Tuesday, October 1, 2019 - Details of the government's Truvada giveaway program are few and far between, however, experts are already predicting the program's failure to stop the spread of HIV. All we know is that starting in 2020, Truvada's maker, Gilead Sciences, has pledged to make 2.4 million bottles of the drug available every year for the next decade for individuals who are HIV negative and want to stay that way. It is argued that the number of bottles in the free program is about one-tenth to one-fifth of the amount of the drug needed and the program amounts to little more than a free marketing campaign for Gilead. Gilead intends to discontinue Truvada and seamlessly replace it with Descovy, another PrEP drug the company manufacturers sometime in 2020 when Truvada's patent expires. Descovy is said to be safer than Truvada which is a good thing. Gilead is being sued by around 20,000 individuals in a California class action that contends that Truvada caused them to develop osteoporosis leading to broken bones. Some plaintiffs also complain that they have had kidney failure and other renal problems that stemmed from taking Truvada. Plaintiffs are also concerned that their long-term usages of Truvada may have caused their side effects to be permanent and irreversible. Critics of the free giveaway also fear Descovy will continue to cost upwards of $20000 per year or more and keep millions on uninsured individuals from being able to afford treatment. Lawsuits ask why Gilead, knowing that Descovy was a safer alternative, chose to keep it off of the market for so long. Also, Gilead reached an agreement to license Truvada to Israel's Teva Pharmaceuticals starting in September of 2020. Experts think that the generic drug will do little to increase competition and will not put a dent in the price of the drug. Truvada lawsuits represented by top national attorneys offer a no obligation and free consultation.

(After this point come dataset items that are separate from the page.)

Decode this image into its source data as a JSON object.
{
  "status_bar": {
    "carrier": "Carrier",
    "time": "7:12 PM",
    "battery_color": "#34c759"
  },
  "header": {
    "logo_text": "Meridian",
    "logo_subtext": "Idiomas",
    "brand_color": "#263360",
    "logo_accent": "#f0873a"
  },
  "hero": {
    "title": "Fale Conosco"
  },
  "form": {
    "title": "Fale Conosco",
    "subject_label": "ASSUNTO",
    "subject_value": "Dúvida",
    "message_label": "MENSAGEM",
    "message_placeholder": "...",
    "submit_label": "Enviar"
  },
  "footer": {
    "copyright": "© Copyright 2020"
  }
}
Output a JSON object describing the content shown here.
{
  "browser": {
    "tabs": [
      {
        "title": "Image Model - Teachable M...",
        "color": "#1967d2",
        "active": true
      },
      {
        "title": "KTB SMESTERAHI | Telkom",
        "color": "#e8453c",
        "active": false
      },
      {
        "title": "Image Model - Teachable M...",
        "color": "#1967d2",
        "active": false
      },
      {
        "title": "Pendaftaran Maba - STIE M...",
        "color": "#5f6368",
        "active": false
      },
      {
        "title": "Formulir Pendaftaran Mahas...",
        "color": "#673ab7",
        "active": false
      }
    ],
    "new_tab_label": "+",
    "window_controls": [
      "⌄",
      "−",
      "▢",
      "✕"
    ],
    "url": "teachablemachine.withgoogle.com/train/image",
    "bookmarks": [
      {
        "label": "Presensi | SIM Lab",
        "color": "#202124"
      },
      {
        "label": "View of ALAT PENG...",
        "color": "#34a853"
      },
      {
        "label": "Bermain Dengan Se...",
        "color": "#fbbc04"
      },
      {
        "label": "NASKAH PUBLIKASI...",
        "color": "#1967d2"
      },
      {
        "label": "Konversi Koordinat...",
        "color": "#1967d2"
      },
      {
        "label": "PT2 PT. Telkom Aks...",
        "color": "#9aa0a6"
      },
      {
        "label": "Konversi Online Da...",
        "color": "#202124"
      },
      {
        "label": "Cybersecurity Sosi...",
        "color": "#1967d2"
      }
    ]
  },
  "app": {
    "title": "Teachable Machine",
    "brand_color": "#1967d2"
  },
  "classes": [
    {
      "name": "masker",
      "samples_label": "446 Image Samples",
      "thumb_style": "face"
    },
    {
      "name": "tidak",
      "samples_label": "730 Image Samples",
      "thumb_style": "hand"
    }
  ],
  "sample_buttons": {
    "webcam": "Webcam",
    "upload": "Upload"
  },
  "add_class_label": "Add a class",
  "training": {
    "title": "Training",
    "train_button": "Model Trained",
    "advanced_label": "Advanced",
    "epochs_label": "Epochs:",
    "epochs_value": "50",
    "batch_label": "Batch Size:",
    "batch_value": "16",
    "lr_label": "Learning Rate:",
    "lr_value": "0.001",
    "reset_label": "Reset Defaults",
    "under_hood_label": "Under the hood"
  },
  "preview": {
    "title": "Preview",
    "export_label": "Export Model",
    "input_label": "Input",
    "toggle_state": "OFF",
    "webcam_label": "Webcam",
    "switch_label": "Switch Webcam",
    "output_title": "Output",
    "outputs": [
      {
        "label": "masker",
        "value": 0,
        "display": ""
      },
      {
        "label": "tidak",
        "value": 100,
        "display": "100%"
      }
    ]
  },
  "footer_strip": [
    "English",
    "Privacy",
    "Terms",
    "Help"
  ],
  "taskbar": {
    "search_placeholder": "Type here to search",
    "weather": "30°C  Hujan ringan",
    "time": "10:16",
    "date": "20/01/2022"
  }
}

Investigative journalists at Reuters.com are of the opinion that not enough is being done to get the limited number of dosages of Truvada to those that need the drug the most, teenage black and Latino gay men and women who at the greatest risk of having risky sex and many do not even know that a preventative pill is available. Experts think that the laws need to be changed so that Truvada is sold over the counter and also given for free to teenagers in middle and high school without requiring parental consent. Having to be "outed" as such by asking one's parents for permission to take the drug keeps millions of young adults from seeking the pill.
If the Gilead Truvada giveaway program fails to address young gay black and Latino men, The US will continue to remain far behind other countries that have declared a public health crisis and nationalized the production of PrEP medication. Australia is showing a 33% decline in the first year since offering Truvada to all who need it regardless of age or economic ability.